Bangladesh is a rapidly transitioning market with a fast-growing economy.
In the first quarter of 2019, Bangladesh was the world’s seventh fastest-growing economy with a rate of 7.3% real GDP annual growth as per the report of IMF (International Monetary Fund). The GDP rate is further expected to increase by 10% within the next 5 years.
However, these developments have not come the easy way and there is a long way to go.
In Bangladesh, with a population of over 160 million, close to 55% of the adults were financially excluded under the modern financial industry (Source: Finclusion). The large undeserved population is mostly because of the high cost of financial transactions and lack of financial infrastructure. Other reasons for the exclusion include lack of diversified financial service offerings, an existing collateral-based system for loan disbursement, low level of financial literacy, and information symmetry.
With such challenges facing the ecosystem, the emergence of Fin-tech was essential to address the large unbanked population of Bangladesh by providing Digital Financial Service offerings catering to the special needs of the under-served segment. Eventually, the industry is growing enormously and is expected to reach an investment of USD 70 billion by the year 2020.
Bangladesh has largely been a cash-based economy where nearly 90% of transactions are done in cash. This made it difficult to transact, share and save money. It’s only the Fintech revolution that can reduce the usage of physical money and move the cash-based economy to a digital one.
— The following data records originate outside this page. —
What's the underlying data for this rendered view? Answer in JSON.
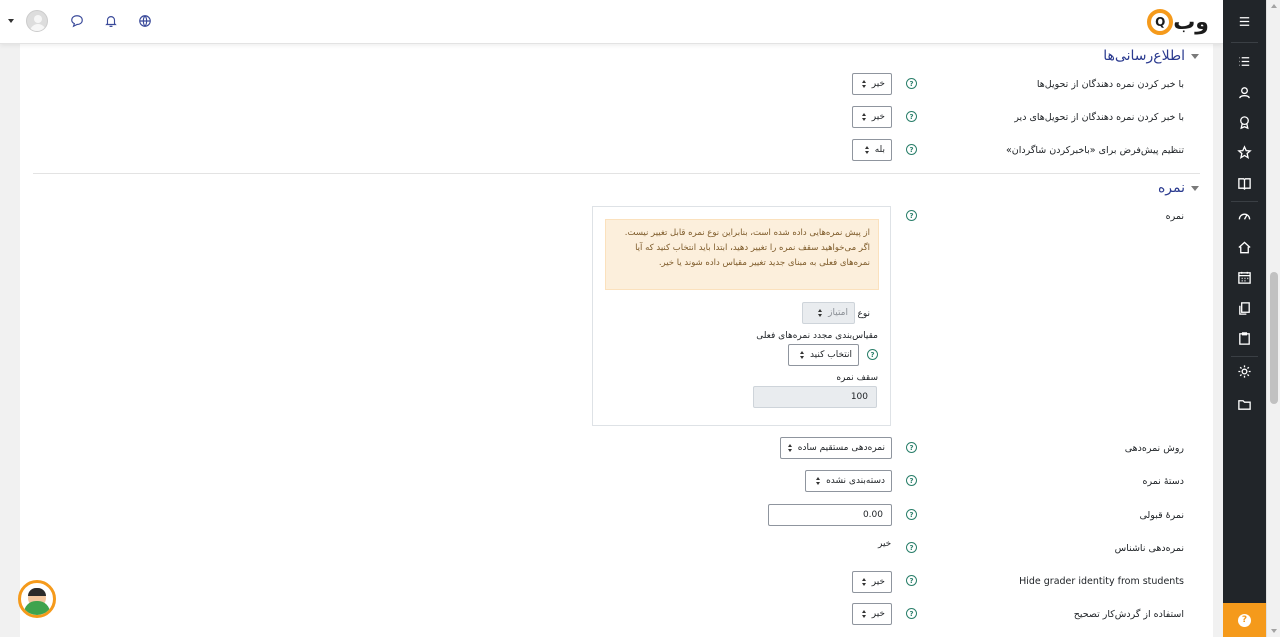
{
  "header": {
    "logo_text": "وب",
    "logo_badge": "Q",
    "icons": [
      "chevron-down-icon",
      "avatar",
      "message-icon",
      "bell-icon",
      "globe-icon"
    ]
  },
  "rail": {
    "icons": [
      "menu-icon",
      "list-icon",
      "participants-icon",
      "badges-icon",
      "star-icon",
      "book-icon",
      "dashboard-icon",
      "home-icon",
      "calendar-icon",
      "files-icon",
      "clipboard-icon",
      "settings-icon",
      "folder-icon",
      "help-icon"
    ]
  },
  "sections": {
    "notifications_title": "اطلاع‌رسانی‌ها",
    "grade_title": "نمره"
  },
  "notifications": {
    "row1": {
      "label": "با خبر کردن نمره دهندگان از تحویل‌ها",
      "value": "خیر"
    },
    "row2": {
      "label": "با خبر کردن نمره دهندگان از تحویل‌های دیر",
      "value": "خیر"
    },
    "row3": {
      "label": "تنظیم پیش‌فرض برای «باخبرکردن شاگردان»",
      "value": "بله"
    }
  },
  "grade": {
    "label": "نمره",
    "warning": "از پیش نمره‌هایی داده شده است، بنابراین نوع نمره قابل تغییر نیست. اگر می‌خواهید سقف نمره را تغییر دهید، ابتدا باید انتخاب کنید که آیا نمره‌های فعلی به مبنای جدید تغییر مقیاس داده شوند یا خیر.",
    "type_label": "نوع",
    "type_value": "امتیاز",
    "rescale_label": "مقیاس‌بندی مجدد نمره‌های فعلی",
    "rescale_value": "انتخاب کنید",
    "max_label": "سقف نمره",
    "max_value": "100"
  },
  "grading": {
    "method_label": "روش نمره‌دهی",
    "method_value": "نمره‌دهی مستقیم ساده",
    "category_label": "دستهٔ نمره",
    "category_value": "دسته‌بندی نشده",
    "pass_label": "نمرهٔ قبولی",
    "pass_value": "0.00",
    "anon_label": "نمره‌دهی ناشناس",
    "anon_value": "خیر",
    "hide_label": "Hide grader identity from students",
    "hide_value": "خیر",
    "workflow_label": "استفاده از گردش‌کار تصحیح",
    "workflow_value": "خیر"
  },
  "help_symbol": "?",
  "colors": {
    "accent": "#f59a1b",
    "rail": "#212529",
    "heading": "#2a3a8f",
    "warning_bg": "#fcefdc"
  }
}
The credit and debit card culture is distant wherein the debit card penetration is approximately 5.5%, while the credit card is about 0.5%.
Moreover, Bangladesh does relate to the benefits of going paperless. Most of the banks are taking a shift to implement paperless data management. Fintechs can help in the transition from paper to paperless banking by providing all solutions digitally. – Regulations will also play an important role in driving the change. The advent of e-KYC will bring new avenues of growth.
Another interesting and noteworthy fact is that a big portion of foreign currency in Bangladesh has been earned through the remittance. Bangladesh is the ninth highest recipient of remittances according to a World Bank report. Fintech can play a boon in improving the remittances and payment process.
One of the early players to assess the need for Fintech; bKash (Subsidiary of BRAC Bank) has already created a niche in Bangladesh’s Fintech ecosystem. Six years since its launch, the service has accumulated 30 million registered users and 80% of the market share, exemplifying how fast the mobile payments ecosystem is growing and improving people’s lives. The significant impact which has been created by the Fintech introduction has paved the path for other players, as there is a huge population that is under-served.
Fintechs like Yabx (a Mahindra Comviva incubate), too are in sync with the fin-tech ecosystem in Bangladesh and believe there is a massive opportunity of digital penetration to provide deeper reach to Fin-techs. Yabx believes that digital inclusion is a step to enhance financial inclusion. Yabx has recently partnered with Robi, the leading telecom services provider in Bangladesh, to facilitate financing for smartphones for Robi’s subscribers in Bangladesh.
The government and the financial regulatory authorities are also trying to remove the roadblocks on the way to Fintech Revolution. The Govt. of Bangladesh has set the time period for implementation of the first National Financial Inclusion Strategy (NFIS) from 2019-2024.
The government’s financial inclusion strategy is to promote a “Digital Bangladesh” that includes the usage of mobile money and other digital payment platforms.
An inter-agency working group – consisting of the central bank, Bangladesh Financial Intelligence Group, Election Commission, Bangladesh Telecommunication Regulatory Commission, Access to Finance (A2i), ICT ministry and some other financial institutions — is working on formulating the final guidelines for the electronic Know Your Customer (e-KYC). Those with approved e-KYC will be allowed limited scale transactions, ranging from Tk 20,000 to Tk 5 lakh, which will prove to be a significant step in financial inclusion.
It’s quite evident that Bangladesh has opened its arms to the digital transformation. As per reports, in 2018, 35% percent of adults were digitally included via mobile money, bank, or NBFI account with digital access compared with 28% in 2017.
As per industry reports, the total number of Mobile Phone subscribers was 158.438 Million whereas the total number of Internet Subscribers has reached 92.061 Million, as on March 2019. The Small and Medium Enterprises (SMEs) sector has significantly benefited by the access to quick and easy short-term business loans, even to the consumers with no previous credit history.
Few businesses and garment manufacturing companies are taking a step ahead by digitizing the wage payment system from cash to mobile money. They have further partnered with bodies like Business for Social Responsibility (BSR) to provide financial literacy training to workers.
So much so, even the Mom & Pop stores in Bangladesh are transitioning the way the business is conducted by using digital payment modes.
From the recent trends & developments; we see that there is a substantial opportunity for Fintech companies to set their foot in Bangladesh financial ecosystem, by introducing innovative products with a relevant value proposition for both the consumers and the providers.